The Life in the Land Project Receives Montana Watershed Stewardship Award
Elevating Holistic, Community-Focused Conservation across Montana
The Life in the Land documentary film and podcast series has become a touchstone for sharing the benefits of holistic, collaborative conservation initiatives across Montana. Through four films and 23 podcast episodes, the Life in the Land Project is building support and understanding for the Watershed Approach to conservation, elevating the voices of community leaders, ranchers, conservationists, and others from rural and tribal communities and showing how they are working together to promote resilient communities and landscapes for all life to thrive.

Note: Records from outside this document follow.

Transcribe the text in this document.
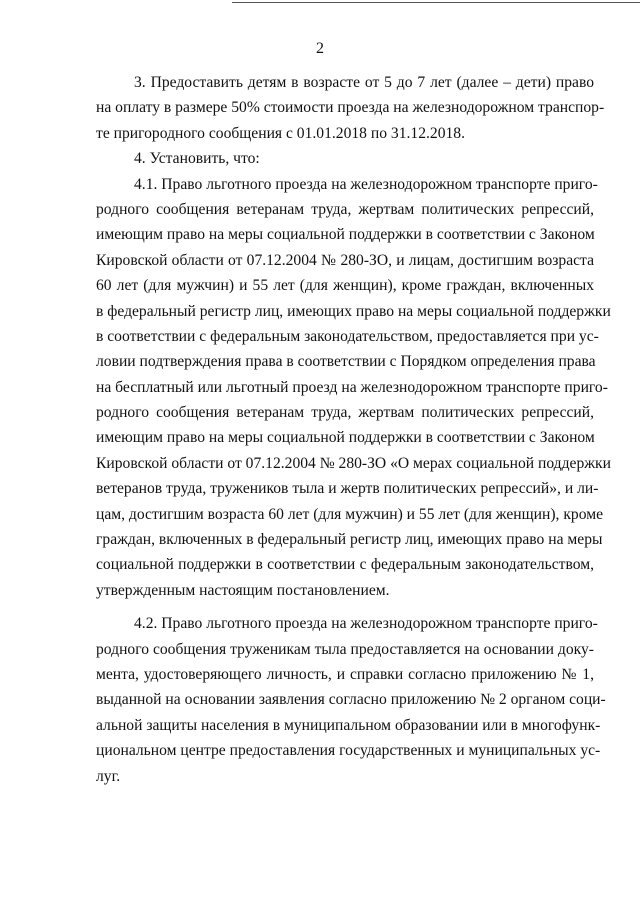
2
3. Предоставить детям в возрасте от 5 до 7 лет (далее – дети) право
на оплату в размере 50% стоимости проезда на железнодорожном транспор-
те пригородного сообщения с 01.01.2018 по 31.12.2018.
4. Установить, что:
4.1. Право льготного проезда на железнодорожном транспорте приго-
родного сообщения ветеранам труда, жертвам политических репрессий,
имеющим право на меры социальной поддержки в соответствии с Законом
Кировской области от 07.12.2004 № 280-ЗО, и лицам, достигшим возраста
60 лет (для мужчин) и 55 лет (для женщин), кроме граждан, включенных
в федеральный регистр лиц, имеющих право на меры социальной поддержки
в соответствии с федеральным законодательством, предоставляется при ус-
ловии подтверждения права в соответствии с Порядком определения права
на бесплатный или льготный проезд на железнодорожном транспорте приго-
родного сообщения ветеранам труда, жертвам политических репрессий,
имеющим право на меры социальной поддержки в соответствии с Законом
Кировской области от 07.12.2004 № 280-ЗО «О мерах социальной поддержки
ветеранов труда, тружеников тыла и жертв политических репрессий», и ли-
цам, достигшим возраста 60 лет (для мужчин) и 55 лет (для женщин), кроме
граждан, включенных в федеральный регистр лиц, имеющих право на меры
социальной поддержки в соответствии с федеральным законодательством,
утвержденным настоящим постановлением.
4.2. Право льготного проезда на железнодорожном транспорте приго-
родного сообщения труженикам тыла предоставляется на основании доку-
мента, удостоверяющего личность, и справки согласно приложению № 1,
выданной на основании заявления согласно приложению № 2 органом соци-
альной защиты населения в муниципальном образовании или в многофунк-
циональном центре предоставления государственных и муниципальных ус-
луг.
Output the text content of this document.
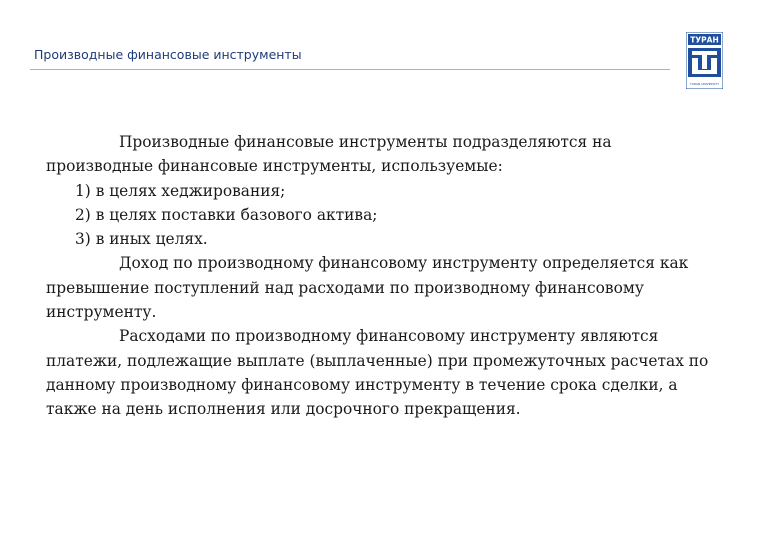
Производные финансовые инструменты
ТУРАН
TURAN UNIVERSITY

Производные финансовые инструменты подразделяются на производные финансовые инструменты, используемые:

1) в целях хеджирования;

2) в целях поставки базового актива;

3) в иных целях.

Доход по производному финансовому инструменту определяется как превышение поступлений над расходами по производному финансовому инструменту.

Расходами по производному финансовому инструменту являются платежи, подлежащие выплате (выплаченные) при промежуточных расчетах по данному производному финансовому инструменту в течение срока сделки, а также на день исполнения или досрочного прекращения.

The project came about when a group of Montanans involved in collaborative conservation partnered with filmmaker Lara Tomov of Stories for Action. This group and other community members have provided a vision and direction for the project from the beginning, involving local people in crafting their own narratives. The content from Blackfeet Nation was Co-Produced by Lailani Upham of Iron Shield Creative.
The films feature the Big Hole Valley (featuring the Big Hole Watershed Committee), Central Montana Plains (featuring the Musselshell Watershed Coalition, Winnett ACES, the Matador Ranch, Ranchers Stewardship Alliance, and others), Blackfeet Nation (featuring Piikani Lodge Health Institute and other community members speaking to connections to the land and traditional lifeways), and the Seeley-Swan Region (featuring Swan Valley Connections, Clearwater Resource Council, Pyramid Lumber, the Confederated Salish and Kootenai Tribes Forestry Department, and the Mission Mountain Youth Crew). The podcasts include the full interviews from the films as well as additional topics centered around collaborative and community-based approaches in Montana. Two additional films (one on community development work in Wyola in the Apsáalooke Nation, and one featuring messages of community connections to the Upper Yellowstone River) and 4 additional podcast episodes are in progress.
Sharing the Importance of Local, Collaborative Conservation
Since the Life in the Land Project launched in Spring 2022, the films have provided a platform for communicating the importance of the Watershed Approach to conservation, where diverse community partners with different perspectives come together to care for their common home. By highlighting these partnerships and the nuance that exists in Montana’s communities and watersheds, Life in the Land hopes to promote dialogue, open minds, and be an antidote to current divides and prejudices.
Life in the Land films are free to view at LifeintheLand.org, and the project provides a film screening discussion guide that communities have used to share the project’s message: that true resilience for all life within a watershed depends on recognizing the interconnectedness of all elements of people and place. The films have been a part of community screenings, workshops, high school and university curricula, and more across Montana. They have also been featured in film festivals across the country and in the UK and Mexico. In addition, the films received 6,000 online views in the project’s first 10 months.
Recognizing an Inclusive, Community-Inspired Project
In recognition of the Life in the Land Project’s holistic approach to sharing the value of inclusive, community-based conservation, MWCC has selected this project as a 2023 Watershed Stewardship Award recipient. The biennial Wetland and Watershed Stewardship Awards are a joint project of MWCC and the Montana Wetland Council (MWC) to honor individuals and groups who embody excellence and commitment to wetland or watershed conservation, protection, and restoration. Award recipients will be honored at a ceremony co-hosted by MWCC and MWC on Wednesday, April 26 at the Holter Museum in Helena. The ceremony will be part of the 2023 MWCC Annual Meeting.